Any complex system can be abstracted in a simple way. Complexity arises by the accumulation of several simple layers. The goal of this post, is to explain how neural networks work with the most simple abstraction.

A supervised neural network, at the highest and simplest abstract representation, can be presented as a black box with 2 methods learn and predict as following:

Before understanding backward propagation, we need to understand forward propagation first. What we do in forward propagation? Let’s understand this with example. For example, we are making neural network for logistic regression. Now we know that, for logistic regression we have equation y=wTx+b where ‘T’ means transpose. Now what we do in gradient descent method is we try to minimize parameter “W” and “B” in equation so that model should predict correct values. In most cases we try to minimize values of W and B by following formula

w = w – a (dw (J(W,B)))

where w is parameter which we are minimizing, dw is dJ/dw, a is Some learning rate. This kind of equation can be called iterative method for finding minimal value of w.

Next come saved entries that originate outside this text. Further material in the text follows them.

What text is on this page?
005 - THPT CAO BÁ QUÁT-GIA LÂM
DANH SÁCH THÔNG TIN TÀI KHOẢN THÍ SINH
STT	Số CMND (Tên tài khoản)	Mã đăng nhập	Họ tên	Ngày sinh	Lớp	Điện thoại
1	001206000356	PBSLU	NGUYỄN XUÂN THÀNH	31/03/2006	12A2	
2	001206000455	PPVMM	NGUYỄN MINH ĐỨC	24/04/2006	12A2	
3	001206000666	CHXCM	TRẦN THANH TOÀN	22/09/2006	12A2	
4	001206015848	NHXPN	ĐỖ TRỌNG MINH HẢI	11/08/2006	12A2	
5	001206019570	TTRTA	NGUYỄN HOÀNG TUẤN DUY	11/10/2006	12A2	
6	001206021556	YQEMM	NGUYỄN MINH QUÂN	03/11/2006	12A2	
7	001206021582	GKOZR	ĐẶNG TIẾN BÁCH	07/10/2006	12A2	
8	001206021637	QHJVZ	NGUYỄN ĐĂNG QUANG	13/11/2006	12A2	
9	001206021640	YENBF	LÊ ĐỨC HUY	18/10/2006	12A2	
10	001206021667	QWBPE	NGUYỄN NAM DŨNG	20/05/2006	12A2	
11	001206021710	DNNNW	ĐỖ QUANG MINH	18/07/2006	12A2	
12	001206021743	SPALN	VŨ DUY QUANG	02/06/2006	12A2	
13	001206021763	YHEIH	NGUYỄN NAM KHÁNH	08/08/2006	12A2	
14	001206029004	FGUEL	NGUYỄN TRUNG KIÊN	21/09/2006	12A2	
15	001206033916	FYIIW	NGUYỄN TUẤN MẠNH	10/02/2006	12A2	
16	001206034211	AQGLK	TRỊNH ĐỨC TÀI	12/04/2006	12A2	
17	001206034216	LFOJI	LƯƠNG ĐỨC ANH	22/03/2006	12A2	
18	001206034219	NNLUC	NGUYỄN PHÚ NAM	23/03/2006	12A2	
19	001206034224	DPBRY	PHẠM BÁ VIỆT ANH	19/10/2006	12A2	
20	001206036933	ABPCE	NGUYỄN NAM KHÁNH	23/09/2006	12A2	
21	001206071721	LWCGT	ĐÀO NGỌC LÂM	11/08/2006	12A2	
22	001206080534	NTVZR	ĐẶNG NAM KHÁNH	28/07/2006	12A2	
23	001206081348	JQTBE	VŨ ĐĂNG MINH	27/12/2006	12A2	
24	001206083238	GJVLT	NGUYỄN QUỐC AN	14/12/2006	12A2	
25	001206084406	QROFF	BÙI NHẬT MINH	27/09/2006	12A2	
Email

Now, when we talk about forward propagation, so in neural nets when we go from left to right means we are going be computing some values like activation function.

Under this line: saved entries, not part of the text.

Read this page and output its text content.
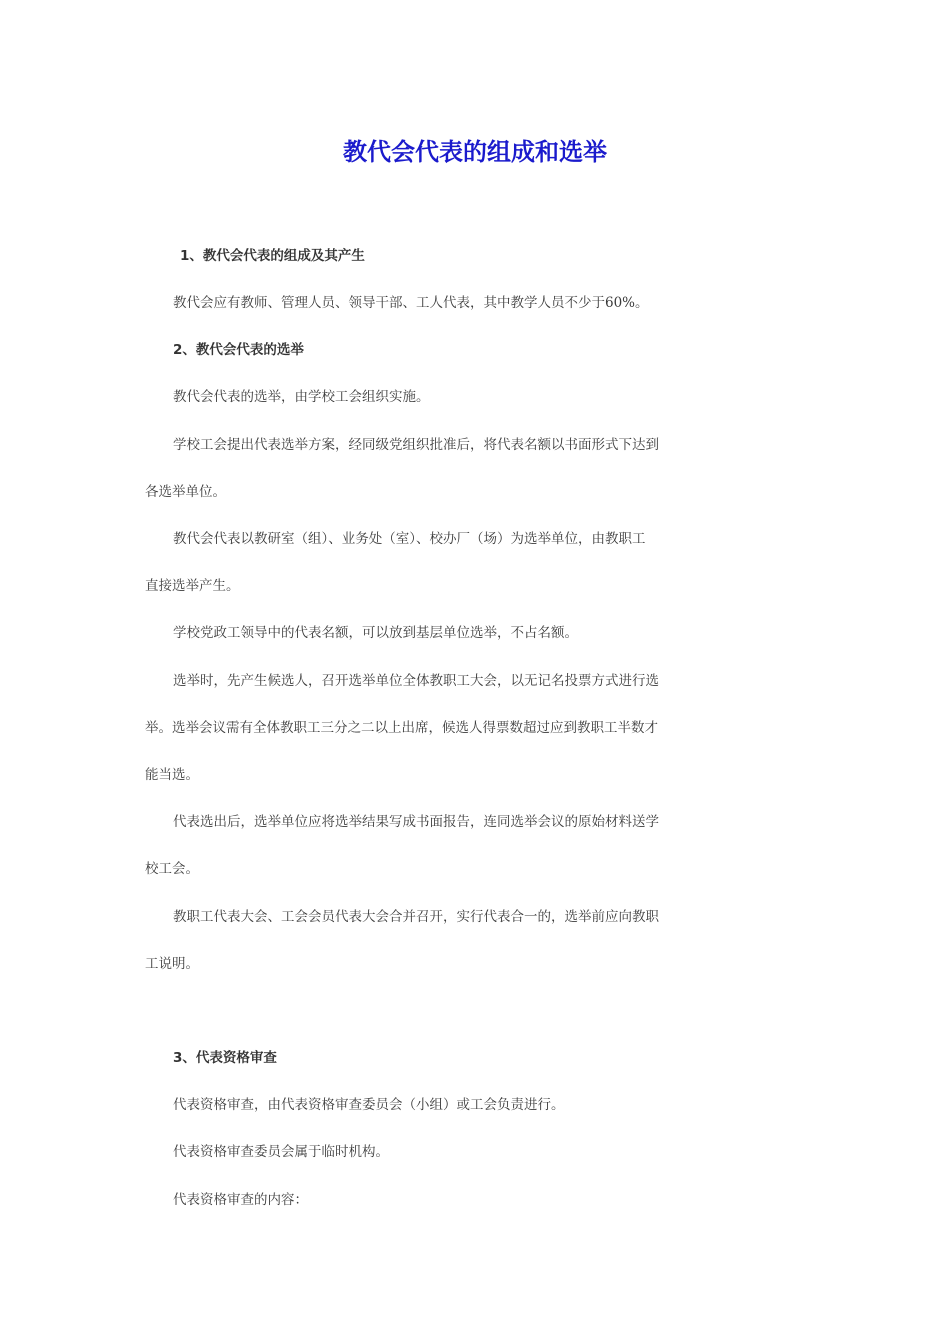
教代会代表的组成和选举
1、教代会代表的组成及其产生
教代会应有教师、管理人员、领导干部、工人代表，其中教学人员不少于60%。
2、教代会代表的选举
教代会代表的选举，由学校工会组织实施。
学校工会提出代表选举方案，经同级党组织批准后，将代表名额以书面形式下达到
各选举单位。
教代会代表以教研室（组）、业务处（室）、校办厂（场）为选举单位，由教职工
直接选举产生。
学校党政工领导中的代表名额，可以放到基层单位选举，不占名额。
选举时，先产生候选人，召开选举单位全体教职工大会，以无记名投票方式进行选
举。选举会议需有全体教职工三分之二以上出席，候选人得票数超过应到教职工半数才
能当选。
代表选出后，选举单位应将选举结果写成书面报告，连同选举会议的原始材料送学
校工会。
教职工代表大会、工会会员代表大会合并召开，实行代表合一的，选举前应向教职
工说明。
3、代表资格审查
代表资格审查，由代表资格审查委员会（小组）或工会负责进行。
代表资格审查委员会属于临时机构。
代表资格审查的内容：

Neural Network Architecture

If we are going from hidden layer 1 to hidden layer 2 with the help of some activation function and after the end of the hidden layer 2 we are having some output value as well as we are now having some values of W and B. Now we will check our desired output and compare it with actual output and based on that back propagation will be initiated. Suppose, we are doing binary classification and we are not getting output as expected so now back propagation method will be followed in order to get proper values of W and B with the help of differentiation.

In this way, our values of W and B will be improved and then after training on data it will give us output as we want from neural nets.